Jesus, when he had cried again with a loud voice, yielded up the ghost.  And, behold, the veil of the temple was rent in twain from the top to the bottom; and the earth did quake, and the rocks rent (Matthew 27:50-51).

The veil between the holy place of the temple and the holy of holies is described as forty cubits high and twenty cubits wide, equivalent to sixty feet by thirty feet.  According to the rabbinic writings it was woven of seventy-two linen threads, each of these threads being composed of twenty-four smaller threads, resulting in a veil that was the thickness of the width of a man’s hand (four inches).

It is inconceivable that the earthquake could have torn this veil and left the temple standing.  It would seem much more likely that a powerful earthquake would have reduced the temple to rubble and left the veil intact.  That leaves us with the clear implication of direct divine intervention, which is further supported by the reference to the veil being torn from top to bottom.

The death of Jesus occurred at the time of the evening sacrifice, when a priest would have entered the holy place to burn incense and light the golden candlestick.  This priest was the only eyewitness to the dramatic rending of the veil which exposed the mercy seat to his view.  Here is the fulfilment of Daniel 9:27 — And he shall confirm the covenant with many for one week: and in the midst of the week he shall cause the sacrifice and the oblation to cease.  Although the priests continued to offer the daily sacrifices for another thirty years, those sacrifices had ceased to have any meaning, for the perfect sacrifice had been made and the heavenly mercy seat sprinkled with the blood of our Saviour and eternal High Priest.

This is good news for all mankind, for all those striving to make peace with gods and spirits by ceremonies, sacrifices, pilgrimages, meditation or rigorous obedience to arcane rules of conduct.  The veil is forever rent.  We now have direct access to the mercy seat, with no need of the blood of animals, with no need of a human priest.

And almost all things are by the law purged with blood; and without shedding of blood is no remission.  It was therefore necessary that the patterns of things in the heavens should be purified with these; but the heavenly things themselves with better sacrifices than these.  For Christ is not entered into the holy places made with hands, which are the figures of the true; but into heaven itself, now to appear in the presence of God for us: nor yet that he should offer himself often, as the high priest entereth into the holy place every year with blood of others; for then must he often have suffered since the foundation of the world: but now once in the end of the world hath he appeared to put away sin by the sacrifice of himself (Hebrews 9:22-26).

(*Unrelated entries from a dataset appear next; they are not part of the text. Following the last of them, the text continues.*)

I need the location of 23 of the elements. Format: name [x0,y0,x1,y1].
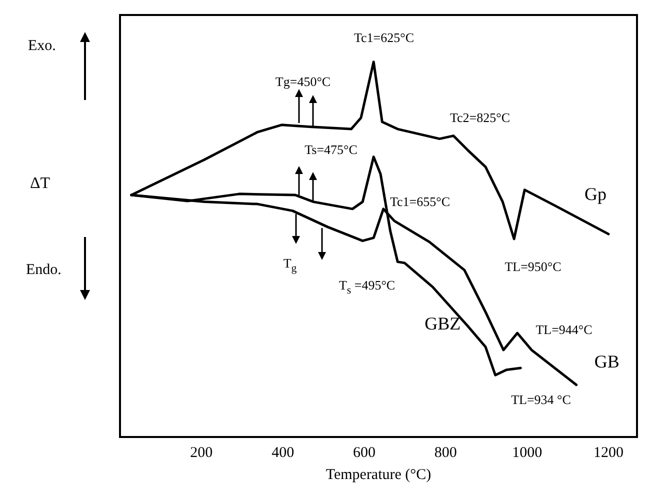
series-label: GBZ [424,314,461,334]
x-tick-label: 1000 [512,444,542,461]
x-axis-title: Temperature (°C) [326,466,432,483]
annotation: Tc2=825°C [450,110,510,126]
x-tick-label: 1200 [594,444,624,461]
annotation: T$_{s}$ =495°C [338,278,396,296]
annotation: TL=944°C [536,322,592,338]
annotation: TL=950°C [504,259,562,275]
text: Endo. [26,262,62,279]
x-tick-label: 200 [190,444,213,461]
series-label: GB [594,352,620,372]
annotation: T$_{g}$ [283,256,297,274]
text: Exo. [28,38,56,55]
x-tick-label: 800 [434,444,457,461]
text: Tc1=625°C [354,30,414,46]
x-tick-label: 400 [272,444,294,461]
y-axis-title: ΔT [30,175,50,193]
annotation: Ts=475°C [304,142,358,158]
series-label: Gp [584,184,607,204]
annotation: Tc1=655°C [390,194,450,210]
annotation: TL=934 °C [511,392,571,408]
annotation: Tg=450°C [275,74,331,90]
x-tick-label: 600 [353,444,376,461]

And their sins and iniquities will I remember no more.  Now where remission of these is, there is no more offering for sin.  Having therefore, brethren, boldness to enter into the holiest by the blood of Jesus, by a new and living way, which he hath consecrated for us, through the veil, that is to say, his flesh; and having an high priest over the house of God; let us draw near with a true heart in full assurance of faith, having our hearts sprinkled from an evil conscience, and our bodies washed with pure water.  Let us hold fast the profession of our faith without wavering; (for he is faithful that promised;) (Hebrews 10:17-23).